De altos cargos associados à
guerra e aos interesses militares transitaram para bem sucedidas empresas
privadas – e nesta qualidade desempenham agora funções no Centro de Excelência
da NATO.
José Goulão | AbrilAbril | opinião
Que a NATO é uma aliança
guerreira global não é novidade para ninguém; nem mesmo – e sobretudo – para
aqueles que continuam a jurar que não passa de uma inocente organização
defensiva. Mas a NATO dá fortes sinais de estar a transformar-se também numa
motivadora frente de grandes negócios onde os interesses público e privado
esbatem lucrativamente as suas fronteiras. Um exemplo? Chama-se Cooperative Cyber
Defence Centre of Excellence (CCDCOE), com a tradução oficial portuguesa de
Centro de Excelência para a Ciberdefesa Cooperativa e funciona a partir de
Tallin, capital da Estónia.
O CCDCOE é «uma base avançada de
negócios», garante-se à boca cheia nos meios do business onde se
aliam os interesses militares e civis que têm a morte dos outros como
recompensador modo de vida. Também é usual qualificar este Centro de Excelência
como «uma antena» que conecta a mais paranóica das obsessões actuais dos que
gerem «o nosso modo de vida» – a cibersegurança – com as potencialidades
inesgotáveis de negócio que tal actividade representa a todos os níveis e em
todos os azimutes.
A chefia desta estrutura foi entregue a um homem da casa, o
coronel Jaak Tarien, ex-comandante da Força Aérea da Estónia. Ao seu lado
tem um poderoso e galáctico Conselho Consultivo, no qual se destaca o general
na reserva e ex-director da CIA, David Petraeus, que os seus admiradores não
hesitam em qualificar como o «militar do século» na sequência das mortíferas
operações que comandou no Iraque, no Afeganistão, e a que deve acrescentar-se o
papel que desempenhou na destruição da Líbia enquanto chefe daquela agência de
espionagem.
Outro membro do Conselho
Consultivo é Koen Gisjbers, antigo ministro da Defesa da Holanda.
Duas estrelas brilhantes
Qualquer deles tem o perfil mais
que recomendável para esta missão público-privada. De altos cargos associados à
guerra e aos interesses militares transitaram para bem sucedidas empresas
privadas – e nesta qualidade desempenham agora funções no Centro de Excelência
da NATO.
Depois da sua polémica demissão,
baseada, de facto, na confissão segundo a qual, como director da CIA, sabia do
envolvimento da al-Qaida no atentado de Benghazi em 11 de Setembro de 2012 que
vitimou o embaixador norte-americano e outros compatriotas, David Petraeus surge em Tallin no papel de presidente do
poderoso fundo de investimento privado KKR (Kohlberg Kravis Roberts)1.
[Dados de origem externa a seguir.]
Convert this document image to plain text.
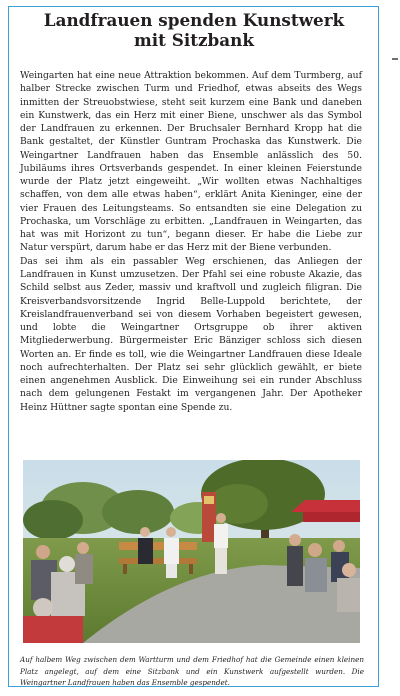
Landfrauen spenden Kunstwerk
mit Sitzbank

Weingarten hat eine neue Attraktion bekommen. Auf dem Turmberg, auf halber Strecke zwischen Turm und Friedhof, etwas abseits des Wegs inmitten der Streuobstwiese, steht seit kurzem eine Bank und daneben ein Kunstwerk, das ein Herz mit einer Biene, unschwer als das Symbol der Landfrauen zu erkennen. Der Bruchsaler Bernhard Kropp hat die Bank gestaltet, der Künstler Guntram Prochaska das Kunstwerk. Die Weingartner Landfrauen haben das Ensemble anlässlich des 50. Jubiläums ihres Ortsverbands gespendet. In einer kleinen Feierstunde wurde der Platz jetzt eingeweiht. „Wir wollten etwas Nachhaltiges schaffen, von dem alle etwas haben“, erklärt Anita Kieninger, eine der vier Frauen des Leitungsteams. So entsandten sie eine Delegation zu Prochaska, um Vorschläge zu erbitten. „Landfrauen in Weingarten, das hat was mit Horizont zu tun“, begann dieser. Er habe die Liebe zur Natur verspürt, darum habe er das Herz mit der Biene verbunden.

Das sei ihm als ein passabler Weg erschienen, das Anliegen der Landfrauen in Kunst umzusetzen. Der Pfahl sei eine robuste Akazie, das Schild selbst aus Zeder, massiv und kraftvoll und zugleich filigran. Die Kreisverbandsvorsitzende Ingrid Belle-Luppold berichtete, der Kreislandfrauenverband sei von diesem Vorhaben begeistert gewesen, und lobte die Weingartner Ortsgruppe ob ihrer aktiven Mitgliederwerbung. Bürgermeister Eric Bänziger schloss sich diesen Worten an. Er finde es toll, wie die Weingartner Landfrauen diese Ideale noch aufrechterhalten. Der Platz sei sehr glücklich gewählt, er biete einen angenehmen Ausblick. Die Einweihung sei ein runder Abschluss nach dem gelungenen Festakt im vergangenen Jahr. Der Apotheker Heinz Hüttner sagte spontan eine Spende zu.

Auf halbem Weg zwischen dem Wartturm und dem Friedhof hat die Gemeinde einen kleinen Platz angelegt, auf dem eine Sitzbank und ein Kunstwerk aufgestellt wurden. Die Weingartner Landfrauen haben das Ensemble gespendet.
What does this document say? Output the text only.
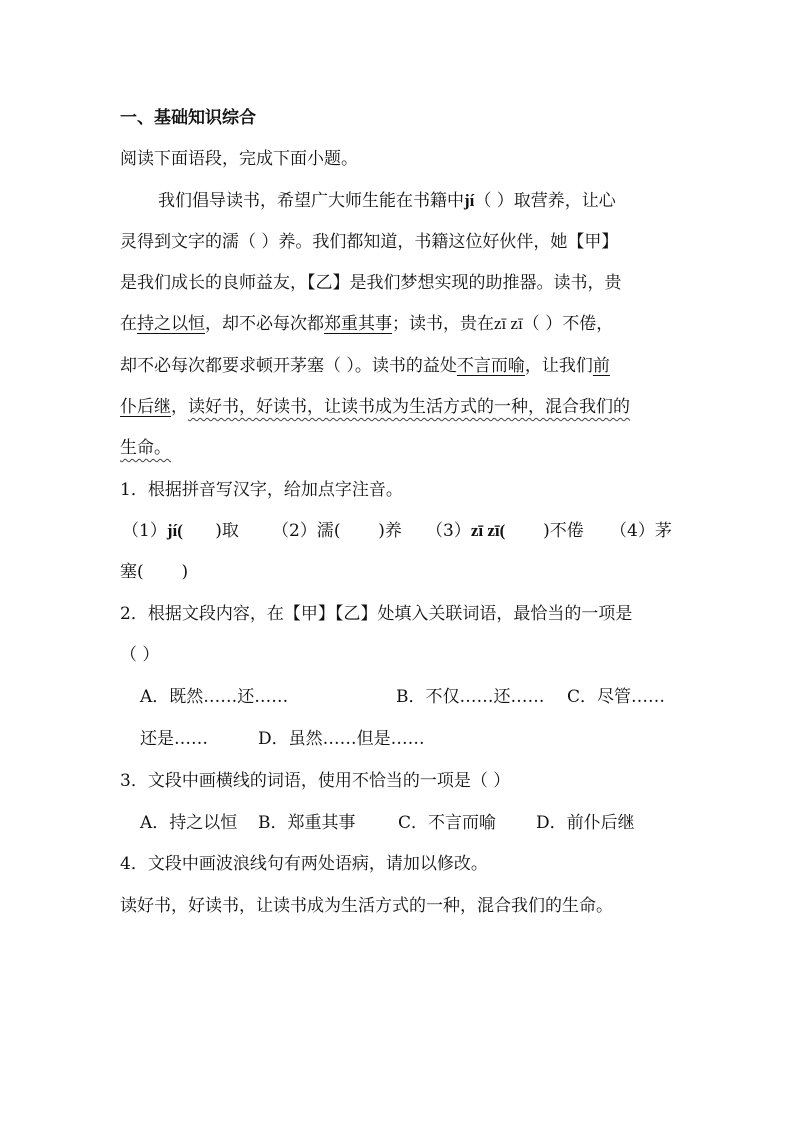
一、基础知识综合
阅读下面语段，完成下面小题。
我们倡导读书，希望广大师生能在书籍中jí（ ）取营养，让心
灵得到文字的濡（ ）养。我们都知道，书籍这位好伙伴，她【甲】
是我们成长的良师益友，【乙】是我们梦想实现的助推器。读书，贵
在持之以恒，却不必每次都郑重其事；读书，贵在zī zī（ ）不倦，
却不必每次都要求顿开茅塞（ ）。读书的益处不言而喻，让我们前
仆后继，读好书，好读书，让读书成为生活方式的一种，混合我们的
生命。
1．根据拼音写汉字，给加点字注音。
（1）jí(      )取 （2）濡(       )养 （3）zī zī(       )不倦 （4）茅
塞(       )
2．根据文段内容，在【甲】【乙】处填入关联词语，最恰当的一项是
（ ）
A．既然……还……	B．不仅……还…… C．尽管……
还是……	D．虽然……但是……
3．文段中画横线的词语，使用不恰当的一项是（ ）
A．持之以恒 B．郑重其事	C．不言而喻 D．前仆后继
4．文段中画波浪线句有两处语病，请加以修改。
读好书，好读书，让读书成为生活方式的一种，混合我们的生命。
Mudou de organismo, mas tal não
aconteceu em relação a alguns dos parceiros de negócio. Se, no caso da Líbia,
silenciou o envolvimento da al-Qaida no atentado porque o grupo terrorista era
aliado da NATO na operação para destruir o país, na Síria mantiveram-se os
laços com a mesma organização criminosa. O KKR, sob a direcção de Petraeus, foi
um facilitador fundamental na chamada Operação
Madeira de Sicómoro autorizada por Barack Obama e que consistiu numa
das maiores canalizações de financiamento e armamento da história destinada a
grupos terroristas – al-Qaida e Estado Islâmico incluídos. Ora a título
público, como na Líbia, ora a título privado, como na Síria, o general David
Petraeus manteve-se fiel ao objectivo de destruir nações através da guerra e de
agressões externas conduzidas por mercenários ditos «fundamentalistas
islâmicos» – e sempre do lado dos interesses defendidos pela NATO. Não pode,
portanto, ser mais recomendável o seu know-how para o Centro de Excelência de
Tallin. Onde Petraeus pode agora expandir o seu negócio de cibersegurança
através da Europa, via NATO, recorrendo às empresas Optiv e Darktrace,
subsidiárias do KKR.
Os feitos do ex-ministro da
Defesa holandês não serão tão sonantes, mas afirmam-se prometedores.
Koen Gisjbers acumula o lugar no Conselho Consultivo
no Centro de Excelência da NATO com o de consultor privado do Ministério
holandês da Defesa, que já dirigiu, e ainda com as posições de «ciberconsultor»
das empresas Cyber4Board e a britânica CyNation.
Já este ano, o ex-ministro
holandês da Defesa juntou-se ainda ao Conselho Consultivo da CybExer
Technologies, sociedade com sede na Estónia que vende acções de formação em
cibersegurança a empresas privadas e governos de países membros da NATO.
Para que o funcionamento seja
mais sinergético, a CybExer e o Centro de Excelência da NATO em Tallin
partilham alguns altos quadros, transformando-se assim em mais um exemplo das
soluções público-privadas.
Portugal não perde o comboio
Uma vez que o CCDCOE e a sua
estrutura prestam serviços aos governos de países da NATO, é importante saber
que o executivo de Portugal não foi apanhado desprevenido.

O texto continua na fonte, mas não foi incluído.